Originally, we know the total flow between any two subject groups with the help of which we can identify the necessary number of subjects in each group. Flow preservation constraints (a.k.a. Kirchhoff constraints) are, in general, not expected to be met: subjects can produce and destroy objects when necessary. Despite this, we will abuse the notation further and call all weights of a production pipeline ‘flows’. Even though this might be seemed irrelevant and unrealistic as flow preservation constraints are usually met in reality, this formality helps us easily model sources (subject groups from which the production process begins, they have no incoming flows and ‘generate’ all distributed objects) and sinks (subject groups at which the production process ends, they have no outcoming flows and ‘destroy’ all accepted objects).

Quick example

Suppose, there is subject group $\text{raw wood supply}$ with output capacity $500$ and subject group $\text{table saw}$ with input capacity $150$. We assume that $400$ units of wood is supplied to $\text{raw wood supply}$ from outside the facility (i.e. this group is a source) and all of them must be then delivered to $\text{table saw}$ subjects. We know that the output capacity of a single $\text{raw wood supply}$ is $500$ meaning that it suffices to install a single subject from this group into a facility to be able to distribute all the wood. At the same time, the input capacity of a single $\text{table saw}$ is $150$ and one $\text{table saw}$ will not be able to process all the wood on its own. Hence, we will need $\lceil 400/150 \rceil = \lceil 2.(6) \rceil = 3$ subjects from group $\text{table saw}$ to accept all the raw material. This is exactly how the solver computes the number of subjects to place in the facility.

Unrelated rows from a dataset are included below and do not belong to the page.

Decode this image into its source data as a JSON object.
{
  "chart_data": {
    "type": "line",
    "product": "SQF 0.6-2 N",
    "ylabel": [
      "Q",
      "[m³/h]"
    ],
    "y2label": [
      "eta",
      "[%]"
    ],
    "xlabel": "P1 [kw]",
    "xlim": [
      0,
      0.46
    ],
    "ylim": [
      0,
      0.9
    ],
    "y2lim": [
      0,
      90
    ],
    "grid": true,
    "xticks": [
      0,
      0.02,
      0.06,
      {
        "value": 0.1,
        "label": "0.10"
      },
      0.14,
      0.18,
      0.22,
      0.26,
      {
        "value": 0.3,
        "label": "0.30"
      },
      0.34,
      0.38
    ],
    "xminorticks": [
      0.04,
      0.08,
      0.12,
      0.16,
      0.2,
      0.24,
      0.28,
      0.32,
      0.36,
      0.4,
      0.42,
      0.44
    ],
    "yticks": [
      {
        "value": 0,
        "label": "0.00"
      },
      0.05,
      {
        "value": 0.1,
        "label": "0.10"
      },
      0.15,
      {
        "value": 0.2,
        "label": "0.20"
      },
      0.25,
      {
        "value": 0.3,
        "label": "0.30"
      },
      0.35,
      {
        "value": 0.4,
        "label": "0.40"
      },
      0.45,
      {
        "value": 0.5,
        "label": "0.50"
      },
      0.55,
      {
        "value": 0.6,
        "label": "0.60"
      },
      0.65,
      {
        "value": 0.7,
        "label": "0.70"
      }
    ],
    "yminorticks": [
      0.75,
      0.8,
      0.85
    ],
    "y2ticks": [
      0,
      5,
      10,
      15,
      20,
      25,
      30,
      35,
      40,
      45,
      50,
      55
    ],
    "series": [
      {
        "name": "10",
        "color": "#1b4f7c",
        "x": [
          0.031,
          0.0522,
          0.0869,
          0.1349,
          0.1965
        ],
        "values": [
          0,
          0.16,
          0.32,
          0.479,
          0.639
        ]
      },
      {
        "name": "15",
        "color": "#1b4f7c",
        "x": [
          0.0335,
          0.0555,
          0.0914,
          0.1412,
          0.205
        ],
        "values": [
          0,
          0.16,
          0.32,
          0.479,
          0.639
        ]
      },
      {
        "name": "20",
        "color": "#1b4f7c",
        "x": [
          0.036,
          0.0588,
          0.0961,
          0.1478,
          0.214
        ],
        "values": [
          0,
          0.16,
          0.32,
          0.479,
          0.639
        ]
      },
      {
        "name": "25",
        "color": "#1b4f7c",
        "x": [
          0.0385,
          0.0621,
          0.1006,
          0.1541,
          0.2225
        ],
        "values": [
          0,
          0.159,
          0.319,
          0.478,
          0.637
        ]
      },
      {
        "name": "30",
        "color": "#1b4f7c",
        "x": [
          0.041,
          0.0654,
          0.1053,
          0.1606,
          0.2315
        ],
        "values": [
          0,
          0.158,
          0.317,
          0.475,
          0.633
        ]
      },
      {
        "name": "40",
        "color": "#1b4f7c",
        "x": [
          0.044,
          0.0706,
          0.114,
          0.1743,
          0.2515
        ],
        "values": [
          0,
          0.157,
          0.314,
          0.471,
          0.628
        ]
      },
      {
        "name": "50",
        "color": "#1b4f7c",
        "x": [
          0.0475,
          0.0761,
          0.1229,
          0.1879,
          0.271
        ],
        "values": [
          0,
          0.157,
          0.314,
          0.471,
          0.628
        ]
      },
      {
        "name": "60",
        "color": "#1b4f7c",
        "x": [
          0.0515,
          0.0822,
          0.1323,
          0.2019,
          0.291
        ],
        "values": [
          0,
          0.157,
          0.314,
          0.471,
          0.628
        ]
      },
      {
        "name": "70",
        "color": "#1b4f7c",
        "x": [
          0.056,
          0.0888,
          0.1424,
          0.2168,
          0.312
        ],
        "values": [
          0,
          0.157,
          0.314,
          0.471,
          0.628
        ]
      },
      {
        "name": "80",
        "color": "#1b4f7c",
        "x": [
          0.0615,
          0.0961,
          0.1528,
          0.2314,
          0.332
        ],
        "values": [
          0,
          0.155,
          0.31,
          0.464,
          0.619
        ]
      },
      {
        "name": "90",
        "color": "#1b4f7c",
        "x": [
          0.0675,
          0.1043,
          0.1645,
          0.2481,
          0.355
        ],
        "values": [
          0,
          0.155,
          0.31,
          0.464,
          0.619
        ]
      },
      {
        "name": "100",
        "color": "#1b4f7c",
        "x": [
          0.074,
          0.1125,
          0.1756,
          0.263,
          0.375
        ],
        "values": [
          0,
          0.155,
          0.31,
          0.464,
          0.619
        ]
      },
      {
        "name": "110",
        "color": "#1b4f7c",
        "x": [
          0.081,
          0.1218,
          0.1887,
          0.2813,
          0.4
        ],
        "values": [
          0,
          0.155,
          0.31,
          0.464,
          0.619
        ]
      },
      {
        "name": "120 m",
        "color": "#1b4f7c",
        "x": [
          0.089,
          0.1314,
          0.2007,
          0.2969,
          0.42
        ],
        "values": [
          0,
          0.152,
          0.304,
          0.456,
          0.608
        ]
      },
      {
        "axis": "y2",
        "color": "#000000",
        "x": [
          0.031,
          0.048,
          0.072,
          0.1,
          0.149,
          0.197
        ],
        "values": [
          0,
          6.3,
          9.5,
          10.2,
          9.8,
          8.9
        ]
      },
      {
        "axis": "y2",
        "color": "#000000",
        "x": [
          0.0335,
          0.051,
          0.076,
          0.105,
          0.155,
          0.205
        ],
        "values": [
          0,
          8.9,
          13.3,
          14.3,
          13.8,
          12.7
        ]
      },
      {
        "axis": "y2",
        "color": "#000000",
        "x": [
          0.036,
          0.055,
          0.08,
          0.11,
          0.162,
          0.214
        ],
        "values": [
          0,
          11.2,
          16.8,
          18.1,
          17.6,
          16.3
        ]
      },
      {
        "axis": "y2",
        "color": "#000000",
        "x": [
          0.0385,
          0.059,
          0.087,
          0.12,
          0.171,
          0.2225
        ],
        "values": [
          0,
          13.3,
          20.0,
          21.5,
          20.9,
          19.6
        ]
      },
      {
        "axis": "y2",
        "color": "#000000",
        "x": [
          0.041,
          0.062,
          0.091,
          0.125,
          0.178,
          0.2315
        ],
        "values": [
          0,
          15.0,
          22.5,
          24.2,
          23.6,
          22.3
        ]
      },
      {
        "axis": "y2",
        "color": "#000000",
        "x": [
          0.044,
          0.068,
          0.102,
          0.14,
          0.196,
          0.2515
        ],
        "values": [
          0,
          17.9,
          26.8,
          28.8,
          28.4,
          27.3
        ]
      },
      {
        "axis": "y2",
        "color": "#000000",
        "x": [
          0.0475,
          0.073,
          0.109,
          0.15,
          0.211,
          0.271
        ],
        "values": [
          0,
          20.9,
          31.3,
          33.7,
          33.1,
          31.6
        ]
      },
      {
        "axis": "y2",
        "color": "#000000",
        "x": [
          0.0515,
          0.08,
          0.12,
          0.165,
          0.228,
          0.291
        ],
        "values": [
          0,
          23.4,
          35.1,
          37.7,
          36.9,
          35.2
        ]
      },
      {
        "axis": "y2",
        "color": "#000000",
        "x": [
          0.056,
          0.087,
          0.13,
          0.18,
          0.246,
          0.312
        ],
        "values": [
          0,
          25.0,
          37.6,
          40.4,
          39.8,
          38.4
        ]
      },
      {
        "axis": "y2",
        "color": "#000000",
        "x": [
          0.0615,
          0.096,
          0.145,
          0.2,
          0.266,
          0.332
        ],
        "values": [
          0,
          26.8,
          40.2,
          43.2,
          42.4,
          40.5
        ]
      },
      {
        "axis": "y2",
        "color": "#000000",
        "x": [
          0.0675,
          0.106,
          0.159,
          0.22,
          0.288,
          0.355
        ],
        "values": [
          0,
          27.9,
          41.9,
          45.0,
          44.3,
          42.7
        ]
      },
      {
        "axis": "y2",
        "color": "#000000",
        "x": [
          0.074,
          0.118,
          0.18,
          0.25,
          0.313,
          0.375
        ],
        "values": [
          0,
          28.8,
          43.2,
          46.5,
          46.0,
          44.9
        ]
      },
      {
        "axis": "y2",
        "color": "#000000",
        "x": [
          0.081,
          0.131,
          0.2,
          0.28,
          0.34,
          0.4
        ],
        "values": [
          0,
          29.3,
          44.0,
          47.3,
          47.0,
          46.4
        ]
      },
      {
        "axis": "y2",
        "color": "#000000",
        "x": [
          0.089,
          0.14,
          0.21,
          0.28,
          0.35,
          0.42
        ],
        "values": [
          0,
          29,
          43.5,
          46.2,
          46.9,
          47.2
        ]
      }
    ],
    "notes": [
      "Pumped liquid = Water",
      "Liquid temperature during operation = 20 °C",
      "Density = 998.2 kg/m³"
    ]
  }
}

We agree that we cannot put a set of subjects into a point if their cumulative area exceeds the area of this point.

The final goal is to find an optimal arrangement of all the subjects within the facility which means the following:

• each subject from each group is assigned with a specific point of the facility where it must be located,
• each couple of subjects is assigned with a flow of objects between them.

Résumé

An instance of the problem is, then, defined by three components:

1. Facility made of points each of which is characterised by:
   • its 2D coordinates (two real numbers),
   • its area (non-negative integer).
2. Subject groups each of which is characterised by:
   • its input capacity (positive integer),
   • its output capacity (positive integer),
   • its area (non-negative integer).
3. Total flows between each pair of subject groups (positive integers).